On suit la quête de Paul, écrivain raté, sur les traces d’Ismaël, ami poète mystérieusement disparu. De lieux en lieux, ce voyage initiatique trace le portrait d’une jeunesse en question sur sa place au monde. Paul retrouve Marianne, son amour de jeunesse, ainsi qu’Aurore et Ida. Amis, amours dispersées nous livrent souvenirs et témoignages, jonglant entre fiction et réalité. Épris de mélancolie, appelés par la joie, tous se cherchent. Mais quel chemin doivent prendre nos vies ? Touchant et si humain partage avec ces personnages dont les obsessions persistent quand tout le reste leur échappe. Naviguant entre cinéma et littérature, cette pièce polyphonique flamboyante donne pouvoir à la langue et à l’imaginaire.

Entretien avec Clément Bondu

Les Étrangers est l’adaptation au théâtre de votre roman éponyme. Comment avez-vous procédé pour transposer sur scène la multitude d’espaces et de temps qui s’y succèdent ?

L’idée était de tracer un trajet à l’intérieur même du roman, laissant de côté de nombreux pans de l’histoire pour construire une dramaturgie spécifique, en utilisant des procédés cinématographiques, notamment dans les ellipses. Un écran avec un système de surtitrage permet de situer le temps et le lieu de chaque chapitre, mettant ainsi en scène le passage des années, la multiplicité des pays et des villes traversés dans le livre. De fait, la scénographie a été pensée comme une page blanche sur laquelle l’imagination peut se projeter, travailler dans les creux, les manques. Une fabrique de fantômes et de souvenirs. D’après moi, lire « Paris, 2012 » ou « Naples, 2016 » est beaucoup plus évocateur et porteur de sens que d’essayer de reproduire une série d’espaces qui paraîtront d’autant plus factices qu’ils échoueront toujours à atteindre la rêverie particulière à chacun, à chacune. Pour autant, nous n’avons pas refusé de jouer avec quelques éléments de faux-réalisme dans le décor. [...] L’important pour moi était davantage de retranscrire la « sensation intérieure » du roman que de représenter les lieux du récit.

Votre spectacle est résolument littéraire dans la mesure où il conserve la structure du livre, de ses chapitres et ses différentes parties. Par quels moyens les comédiens se sont-ils appropriés ce texte, caractérisé par une diversité des points de vue du narrateur ?

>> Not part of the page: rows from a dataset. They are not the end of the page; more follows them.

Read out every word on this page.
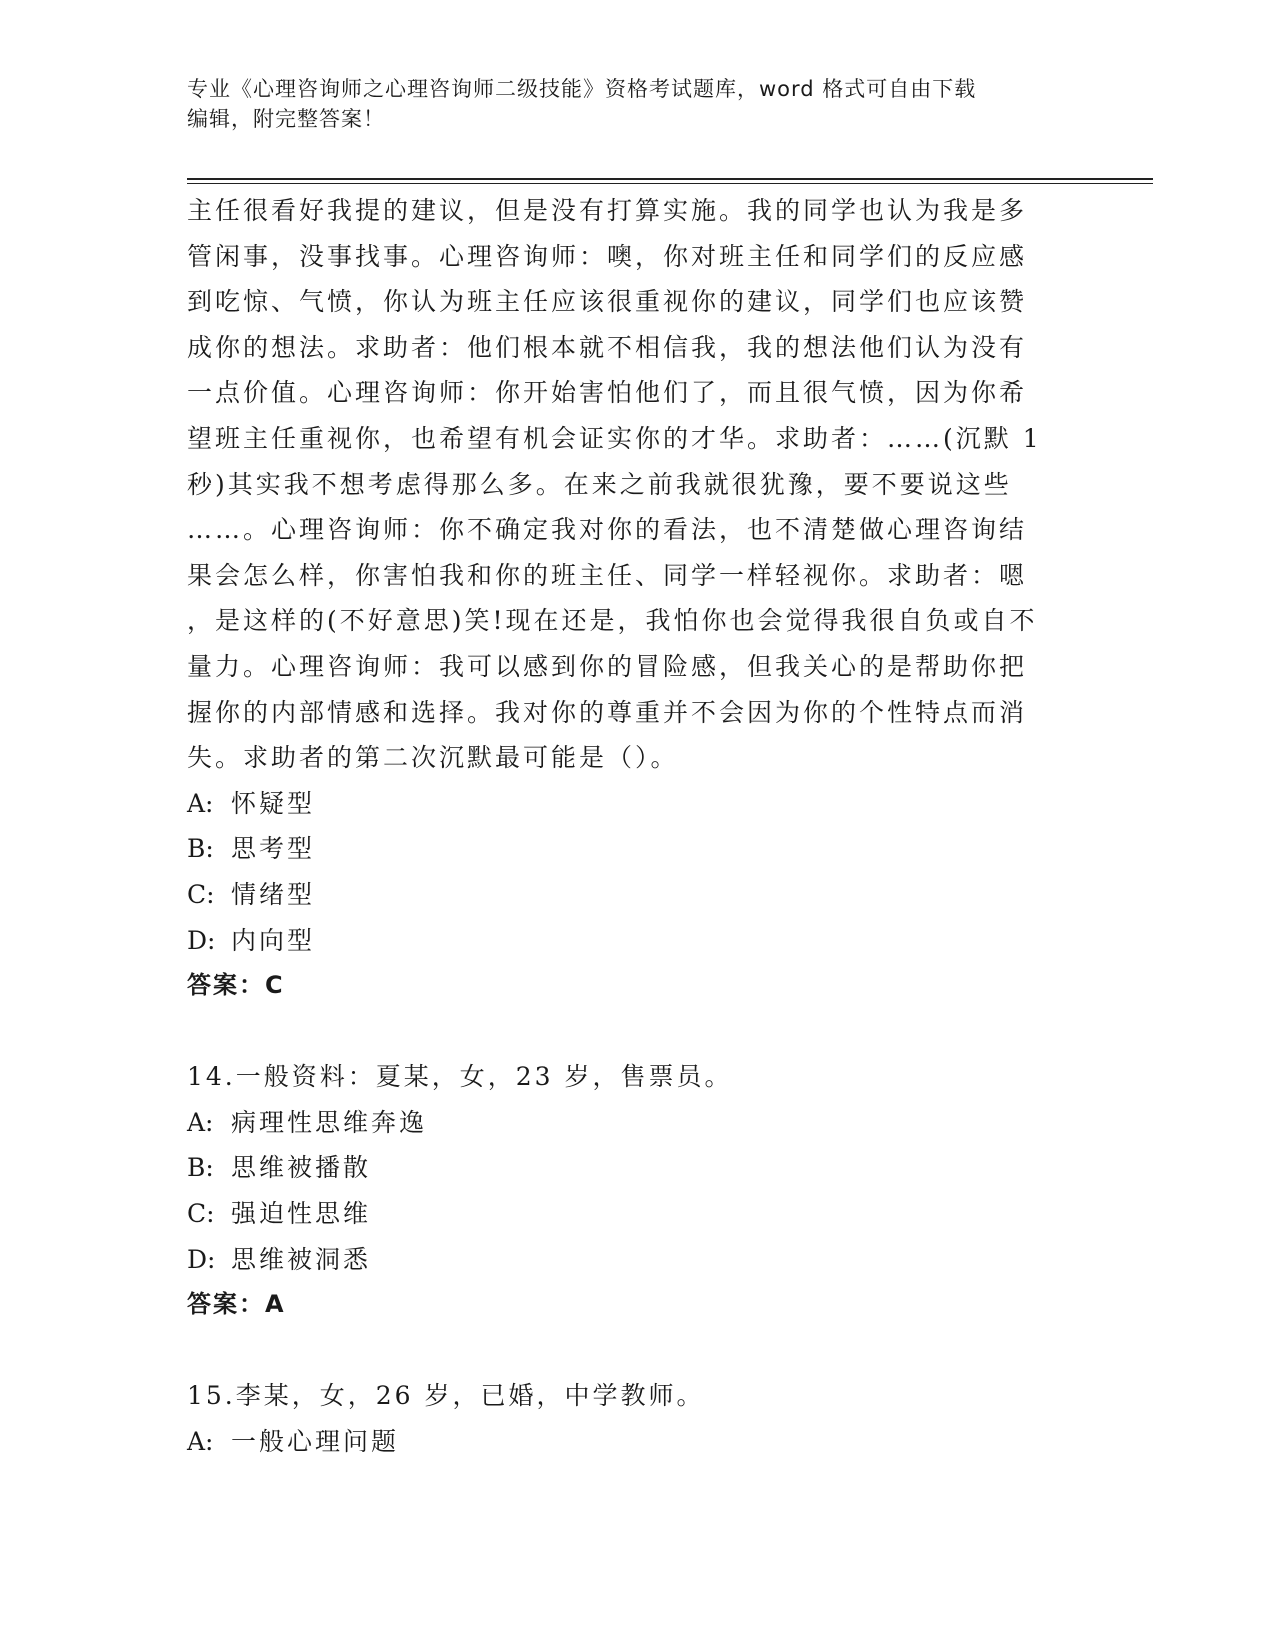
专业《心理咨询师之心理咨询师二级技能》资格考试题库，word 格式可自由下载
编辑，附完整答案！

主任很看好我提的建议，但是没有打算实施。我的同学也认为我是多

管闲事，没事找事。心理咨询师：噢，你对班主任和同学们的反应感

到吃惊、气愤，你认为班主任应该很重视你的建议，同学们也应该赞

成你的想法。求助者：他们根本就不相信我，我的想法他们认为没有

一点价值。心理咨询师：你开始害怕他们了，而且很气愤，因为你希

望班主任重视你，也希望有机会证实你的才华。求助者：……(沉默 1

秒)其实我不想考虑得那么多。在来之前我就很犹豫，要不要说这些

……。心理咨询师：你不确定我对你的看法，也不清楚做心理咨询结

果会怎么样，你害怕我和你的班主任、同学一样轻视你。求助者：嗯

，是这样的(不好意思)笑!现在还是，我怕你也会觉得我很自负或自不

量力。心理咨询师：我可以感到你的冒险感，但我关心的是帮助你把

握你的内部情感和选择。我对你的尊重并不会因为你的个性特点而消

失。求助者的第二次沉默最可能是（）。

A: 怀疑型

B: 思考型

C: 情绪型

D: 内向型

答案：C

14.一般资料：夏某，女，23 岁，售票员。

A: 病理性思维奔逸

B: 思维被播散

C: 强迫性思维

D: 思维被洞悉

答案：A

15.李某，女，26 岁，已婚，中学教师。

A: 一般心理问题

Le travail a été long et passionnant. Ce que je cherche avec les acteurs et les actrices a à voir avec la fragilité, avec l’intime et l’inconscient. Il s’agissait donc de chercher le point de rencontre entre chaque interprète (sa voix, ses gestes, son cœur) et le rythme propre à l’écriture qui, en plus de ça, change beaucoup selon les différentes parties du livre. Dans la première partie, L’Inquiétude, la pensée se déploie à travers des phrases amples, complexes, faites de beaucoup de digressions, de parenthèses, de retours en arrière, reproduisant l’état intérieur du personnage de Paul. Il s’agissait donc pour les interprètes de trouver un état de langue commun. Une sorte de plongée hypnotique confinant, dans sa manière de retranscrire le réel, à une forme d’hyper-sensibilité maniaque. [extrait]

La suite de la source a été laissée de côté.